Du 19 mars au 17 avril, le Théâtre du Nouveau Monde (TNM) présente la farce tragique « Le père », de l’excellent dramaturge français Florian Zeller, dans une adaptation de Emmanuel Reichenbach, avec Marc Messier, dans le rôle-titre. Il est si excellent que le rôle semble avoir été écrit spécialement pour lui! Le choix de l’auteur, de nous faire vivre de l’intérieur le drame de l’Alzeimer, est on ne peut plus efficace!
On pourrait résumer la pièce ainsi : « Tempus fugit » et tout ce qui restait de nous s’en va aussi…
Le drame de l’Alzeimer touche plus de 110, 000 personnes au Québec, et les chiffres ne vont qu’en s’accroissant, à mesure que la population vieillit. Le phénomène s’étend partout dans le monde. Il est donc très à propos d’en parler, autant par des campagnes d’information qu’à travers les arts, qui ont toujours constitué l’un des meilleurs moyens de sensibilisation et de dédramatisation.
Le très prolifique dramaturge et scénariste Florian Zeller a écrit, entre autres, la trilogie familiale La mère (2010), Le père (2012) et Fils (2018). La presque totalité de ses pièces traite des relations étroites et complexes qui se nouent entre les êtres, que ce soit au niveau amoureux ou filial. Il pointe son regard incisif et sensible sur les dédales, les détours et les esquives qui se font et se défont au gré des événements vécus par les êtres humains complexes que nous sommes. Le terrain de jeu est donc infini!

Dans « Le Père », Anne (Catherine Trudeau) cherche une solution pérenne pour André, son père (Marc Messier) atteint d’Alzeimer. L’auteur a choisi de nous faire voir de l’intérieur le trouble, la confusion, les réactions de colère et de découragement qui s’abattent sur la personne atteinte de démence. Par la répétition des mots, et en ne présentant pas les scènes en ordre chronologique, le dramaturge nous plonge dans le même état de confusion que le serait la personne atteinte. Nous nous retrouvons donc littéralement dans la peau du malade, en vivant les mêmes émotions et frustrations que lui. Impossible alors de s’enfuir de cette réalité cauchemardesque!

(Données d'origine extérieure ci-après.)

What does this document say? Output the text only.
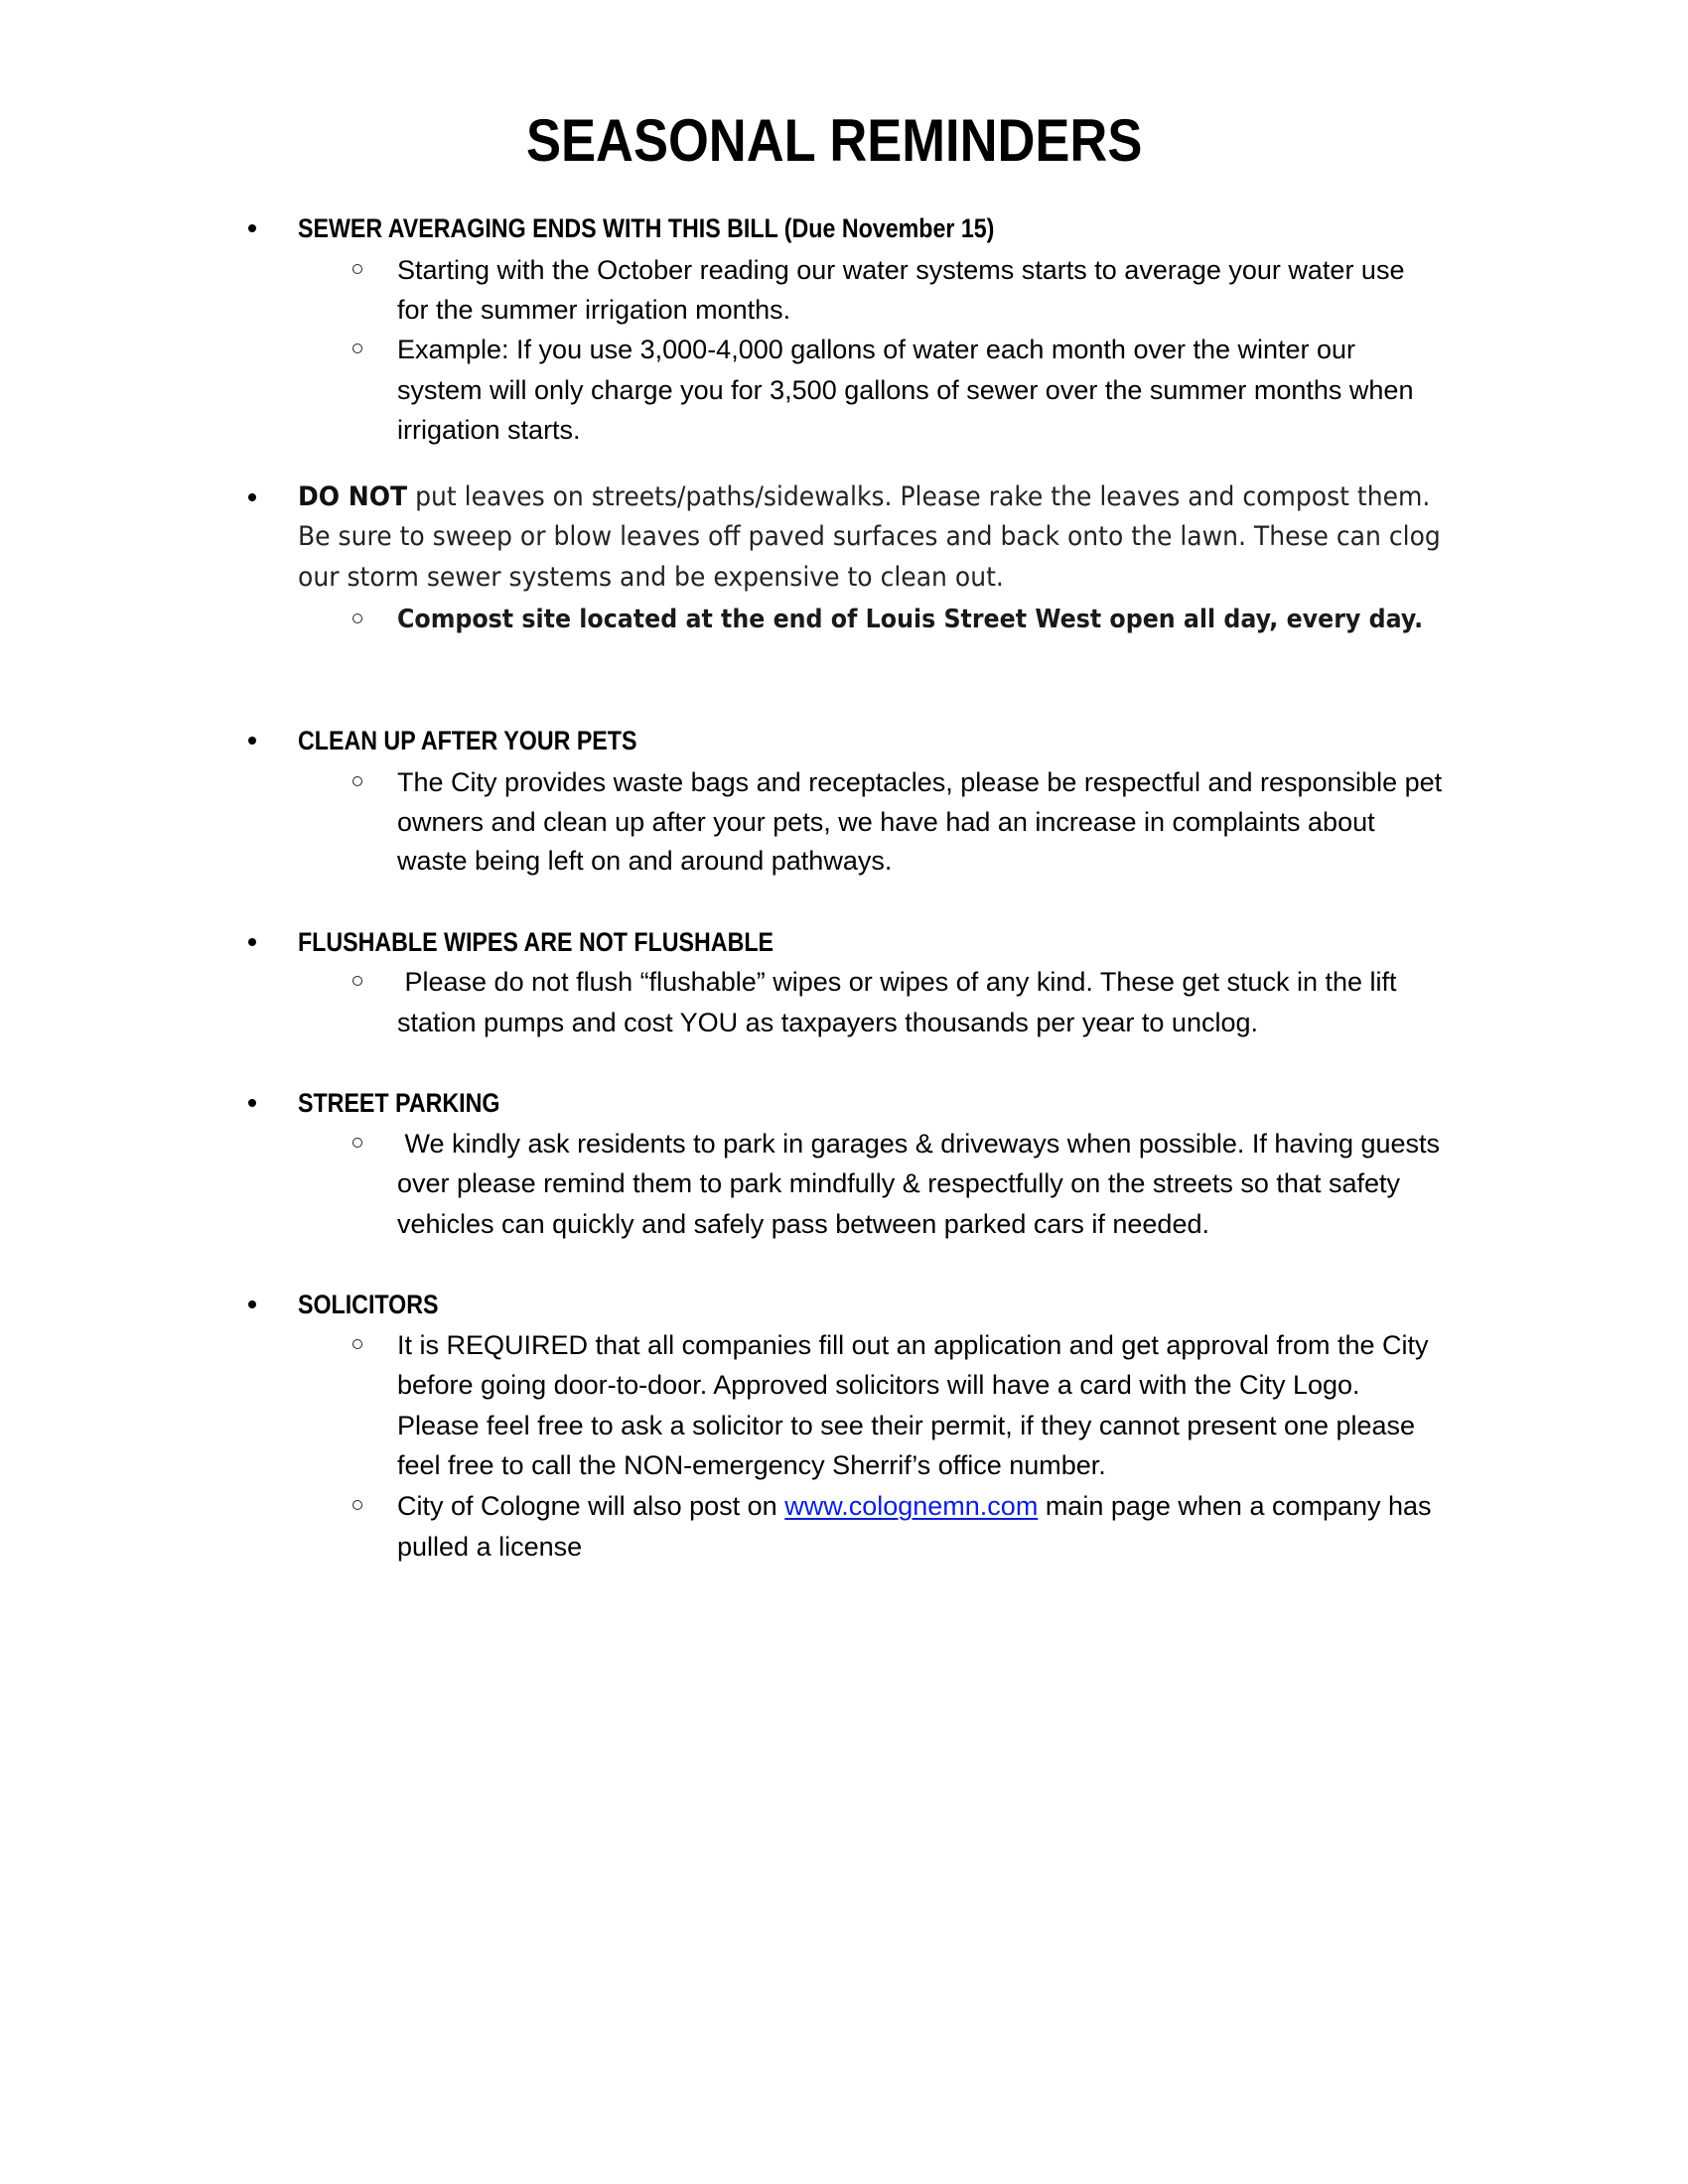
SEASONAL REMINDERS
SEWER AVERAGING ENDS WITH THIS BILL (Due November 15)
Starting with the October reading our water systems starts to average your water use
for the summer irrigation months.
Example: If you use 3,000-4,000 gallons of water each month over the winter our
system will only charge you for 3,500 gallons of sewer over the summer months when
irrigation starts.
DO NOT put leaves on streets/paths/sidewalks. Please rake the leaves and compost them.
Be sure to sweep or blow leaves off paved surfaces and back onto the lawn. These can clog
our storm sewer systems and be expensive to clean out.
Compost site located at the end of Louis Street West open all day, every day.
CLEAN UP AFTER YOUR PETS
The City provides waste bags and receptacles, please be respectful and responsible pet
owners and clean up after your pets, we have had an increase in complaints about
waste being left on and around pathways.
FLUSHABLE WIPES ARE NOT FLUSHABLE
Please do not flush “flushable” wipes or wipes of any kind. These get stuck in the lift
station pumps and cost YOU as taxpayers thousands per year to unclog.
STREET PARKING
We kindly ask residents to park in garages & driveways when possible. If having guests
over please remind them to park mindfully & respectfully on the streets so that safety
vehicles can quickly and safely pass between parked cars if needed.
SOLICITORS
It is REQUIRED that all companies fill out an application and get approval from the City
before going door-to-door. Approved solicitors will have a card with the City Logo.
Please feel free to ask a solicitor to see their permit, if they cannot present one please
feel free to call the NON-emergency Sherrif’s office number.
City of Cologne will also post on www.colognemn.com main page when a company has
pulled a license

Les aide-soignantes se succèdent, sans que le père ne les reconnaisse, les conjoints de sa fille Anne s’inter-changent à ses yeux, les meubles de la maison disparaissent, les différents appartements habités lui paraissent toujours le même… La montre à son poignet devient sa seule référence pour distinguer le jour et le soir; le pyjama devient donc le seul vêtement porté, puisque les heures n’existent plus… Même sa fille semble changer d’apparence et il ne la reconnaît plus. Son univers se rétrécit tellement qu’il n’est plus, dans les dernières phases de la maladie, qu’un petit garçon apeuré, se réfugiant dans les bras de l’infirmière.
Après le déni de la maladie viennent les phases de plus en plus aiguës de la confusion, de l’oubli, de la révolte, puis de l’abandon final. On comprend alors qu’il est impossible, pour la personne atteinte, d’éviter de ressentir tous ces sentiments de colère, de révolte, de paranoïa et d’agressivité face aux proches. Et pour ces derniers, continuer de prendre soin d’une personne ainsi atteinte devient une tâche titanesque, voire impossible.
C’est la problématique dans laquelle Anne, l’aimante et généreuse fille d’André, aura à se débattre, tout au long de la pièce…
« Le Père » est une pièce intense, poignante avec, heureusement, des moments ludiques, drôles et légers, qui font rire les spectateurs, mais dont le sujet tragique nous prend néanmoins par les tripes, en nous faisant réfléchir à la lente et douloureuse disparition des êtres chers…
La mise en scène sobre, d’ Édith Patenaude, et le décor dépouillé d’ Odile Gamache et de Julie Measroch permettent au texte de prendre tout l’espace et la portée qu’il requiert.
Avec Marc Messier, Catherine Trudeau, Adrien Bletton, Sofia Blondin, Fayolle Jean Jr et Noémie O’Farrel.
Crédit photo : Yves Renaud
Une autre belle pépite de Florian Zeller, à voir jusqu’au 17 avril au TNM.